Chelsea and Antonio Conte: A timeline of tension as manager finally departs
Antonio Conte's departure from Stamford Bridge has been a long time in the making. Tensions between the Italian and the Chelsea board over transfer policy have bubbled away for more than a year, compounded by clashes with senior players and a spectacular decline in form on the pitch in 2018.
Much of the damage to the relationship with his employers was highlighted by Conte's own public comments.
Conte sacked as Chelsea manager
ESPN FC takes a look back at the key quotes that ultimately saw the Italian's position at Chelsea go from perilous to untenable.
No sooner had Chelsea lifted the Premier League title than Conte sounded a warning: He needed more players.
"We didn't have a lot of injuries this season... I think this season we worked very hard, but we are also very good and we are also very lucky."
Chelsea's summer transfer window didn't go well, and Conte -- who reportedly came close to quitting -- was gloomy on the eve of the new season.
"For me, it will be the most difficult season of my career. For many reasons. It's very difficult. I haven't a lot of time to explain a lot of these reasons. But I'm sure about this. I have this perception and I hope I've made a mistake."
The sale of Nemanja Matic to Manchester United particularly rankled, as Conte didn't think new signing Tiemoue Bakayoko was ready to step in.
"My idea was to give Bakayoko the right time to adapt in this league behind Matic. But now after the sale of Matic, we need to try to accelerate this process for Bakayoko after his injury."

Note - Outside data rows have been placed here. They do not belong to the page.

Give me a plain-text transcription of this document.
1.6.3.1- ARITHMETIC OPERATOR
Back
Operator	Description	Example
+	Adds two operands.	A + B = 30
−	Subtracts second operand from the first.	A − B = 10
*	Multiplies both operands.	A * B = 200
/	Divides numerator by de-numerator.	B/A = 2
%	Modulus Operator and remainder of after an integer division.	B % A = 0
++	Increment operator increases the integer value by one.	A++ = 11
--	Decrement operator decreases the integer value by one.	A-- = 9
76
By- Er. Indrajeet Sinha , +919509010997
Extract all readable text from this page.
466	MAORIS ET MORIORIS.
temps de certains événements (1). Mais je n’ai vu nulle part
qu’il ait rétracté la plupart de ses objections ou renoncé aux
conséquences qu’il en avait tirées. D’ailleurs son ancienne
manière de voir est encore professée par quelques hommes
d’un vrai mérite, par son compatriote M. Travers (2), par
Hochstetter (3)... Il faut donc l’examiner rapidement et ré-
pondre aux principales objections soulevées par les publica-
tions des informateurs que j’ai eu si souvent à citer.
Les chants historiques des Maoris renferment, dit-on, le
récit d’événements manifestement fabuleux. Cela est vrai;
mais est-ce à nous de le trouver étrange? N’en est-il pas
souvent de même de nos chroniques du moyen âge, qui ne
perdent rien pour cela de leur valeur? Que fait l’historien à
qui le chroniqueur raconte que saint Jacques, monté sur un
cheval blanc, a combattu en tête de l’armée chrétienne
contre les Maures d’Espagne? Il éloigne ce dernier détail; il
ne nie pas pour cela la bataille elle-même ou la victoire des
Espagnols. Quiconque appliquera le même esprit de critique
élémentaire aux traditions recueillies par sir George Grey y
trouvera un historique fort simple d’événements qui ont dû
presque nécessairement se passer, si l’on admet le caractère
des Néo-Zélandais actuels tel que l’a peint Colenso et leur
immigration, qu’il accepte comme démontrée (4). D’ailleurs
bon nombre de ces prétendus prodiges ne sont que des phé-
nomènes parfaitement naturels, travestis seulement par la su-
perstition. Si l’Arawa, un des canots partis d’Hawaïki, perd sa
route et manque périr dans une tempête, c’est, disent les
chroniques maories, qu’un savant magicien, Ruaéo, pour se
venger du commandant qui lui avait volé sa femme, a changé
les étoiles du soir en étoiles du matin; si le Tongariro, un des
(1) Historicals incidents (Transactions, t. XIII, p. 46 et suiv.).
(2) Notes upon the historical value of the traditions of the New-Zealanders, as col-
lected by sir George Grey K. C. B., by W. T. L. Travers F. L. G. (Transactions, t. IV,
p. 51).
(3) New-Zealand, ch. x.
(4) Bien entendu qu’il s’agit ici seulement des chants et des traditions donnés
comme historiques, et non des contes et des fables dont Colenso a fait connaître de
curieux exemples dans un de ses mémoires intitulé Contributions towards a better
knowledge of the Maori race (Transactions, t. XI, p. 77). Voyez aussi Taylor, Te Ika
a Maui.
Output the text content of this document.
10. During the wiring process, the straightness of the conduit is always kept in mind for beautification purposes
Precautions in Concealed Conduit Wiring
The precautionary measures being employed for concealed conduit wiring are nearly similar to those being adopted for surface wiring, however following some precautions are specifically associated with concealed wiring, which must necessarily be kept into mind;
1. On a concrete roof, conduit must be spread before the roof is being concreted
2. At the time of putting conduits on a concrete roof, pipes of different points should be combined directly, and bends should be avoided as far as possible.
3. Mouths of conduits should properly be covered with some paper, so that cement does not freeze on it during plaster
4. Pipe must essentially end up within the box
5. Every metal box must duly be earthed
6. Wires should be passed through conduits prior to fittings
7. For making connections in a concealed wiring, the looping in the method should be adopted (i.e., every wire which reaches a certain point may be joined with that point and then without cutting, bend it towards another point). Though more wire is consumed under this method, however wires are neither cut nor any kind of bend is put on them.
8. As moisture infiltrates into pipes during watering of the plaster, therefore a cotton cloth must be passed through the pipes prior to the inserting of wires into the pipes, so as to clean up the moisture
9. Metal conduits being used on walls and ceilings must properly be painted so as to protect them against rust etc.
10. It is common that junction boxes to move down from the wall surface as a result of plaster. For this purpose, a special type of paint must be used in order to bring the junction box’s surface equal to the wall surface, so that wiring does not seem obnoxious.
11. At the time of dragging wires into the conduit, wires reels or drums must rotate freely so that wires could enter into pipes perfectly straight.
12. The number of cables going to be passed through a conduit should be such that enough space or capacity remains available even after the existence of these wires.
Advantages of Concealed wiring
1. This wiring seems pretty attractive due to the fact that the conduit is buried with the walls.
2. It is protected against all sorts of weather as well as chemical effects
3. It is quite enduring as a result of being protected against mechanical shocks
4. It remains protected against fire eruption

As autumn turned to winter and fixtures mounted, Conte's frustration at his lack of squad options -- and Manchester City's rampant form -- boiled over.
"When you have a competitor like Manchester City that is winning every game it is very difficult to think you can win the title. People say talk negative or positive. It's bulls---. I would rather tell the truth than a good lie."
The re-opening of the transfer market saw Conte faced with a barrage of questions about Chelsea's recruitment policy, but he played down his influence.
"If the club ask me some names [of players to sign] I try to do this, but then it's the club that decides the name, the investment, which is the best player for the team... you have to understand what your role is in the club."
In an interview with Sky Italia he clarified his attitude.
"I'm not making any major demands [about transfers], also because my history says that I've never been satisfied with my demands. In fact, I've always arrived [at clubs] at times when there have been economic sacrifices being made."
Alexis Sanchez went from Arsenal to Manchester United without Chelsea lifting a finger despite Conte describing the Chilean as a "good investment."
"I like to talk about a situation that could be real, you understand? It's not important to talk about Sanchez. He's not our good problem, so why do I have to waste words on nothing?"
Conte's ramping up of transfer rhetoric coincided with a collapse in Chelsea's form, and he pointed to results as vindication of his early-season pessimism.
"I think now we must be realistic and understand what our level is. We have to struggle to fight for a Champions League place... Then, in the future, if there is the possibility [to strengthen], you have to try to buy only two or three players -- not eight players. Don't forget, this summer we brought in eight players and spent a lot less than other teams who bought only two or three."
He insisted that the board must take a share of responsibility for Chelsea's slide, but did accept he could improve in one aspect of the transfer process.
"I think I'm a bit of a disaster to convince the club to buy the players. In this aspect I can improve a lot... I have to speak more with the managers who are very, very good to persuade their clubs to spend money and buy top players.">
Anger at City's success became pointed praise as Conte maintained his criticism of Chelsea's transfer strategy.
"When you link these two situations -- a good manager and much money to spend in the transfer market -- and have the same ambition, this [what City are doing] is the final result.
"I have great ambition, but I don't have money to spend for Chelsea. The club knows very well what is my idea, what is my ambition. That ambition must always be the same. When you decide to work with this type of coach, you must understand that you take a coach with great ambition. Not a loser but a winner."
He also had a withering response to the suggestion that Chelsea might find it harder to sign elite players if they missed out on a top-four finish.
"If you remember last season we won the title, and then you can see our transfer market. I think this is not the most important thing, if you win or stay in the Champions League."
His fate long sealed, Conte refrained from further incendiary remarks until after Chelsea beat United in the FA Cup final, when he made his defiant last stand.
"I think after two years the club knows me very well. If they want to continue to work with me, they know me. I can't change. I think my past speaks very clear as a player and as a manager. You can [say] what you want, but I'm a serial winner... [Chelsea can make] the decision to charge me, [but] in two seasons I brought two trophies for this club."
He also issued one final challenge to the Chelsea board to spend in pursuit of success this summer.
"I can find the right way to win this trophy but for sure if you ask me, we can play better... but now, the real situation of this club is this. We have to play strong defensively if we want to win a trophy or take a place in the Champions League. Today it was the only way to lift a trophy. Now we are in this moment. If we want to change we can change our idea, but we must change many players."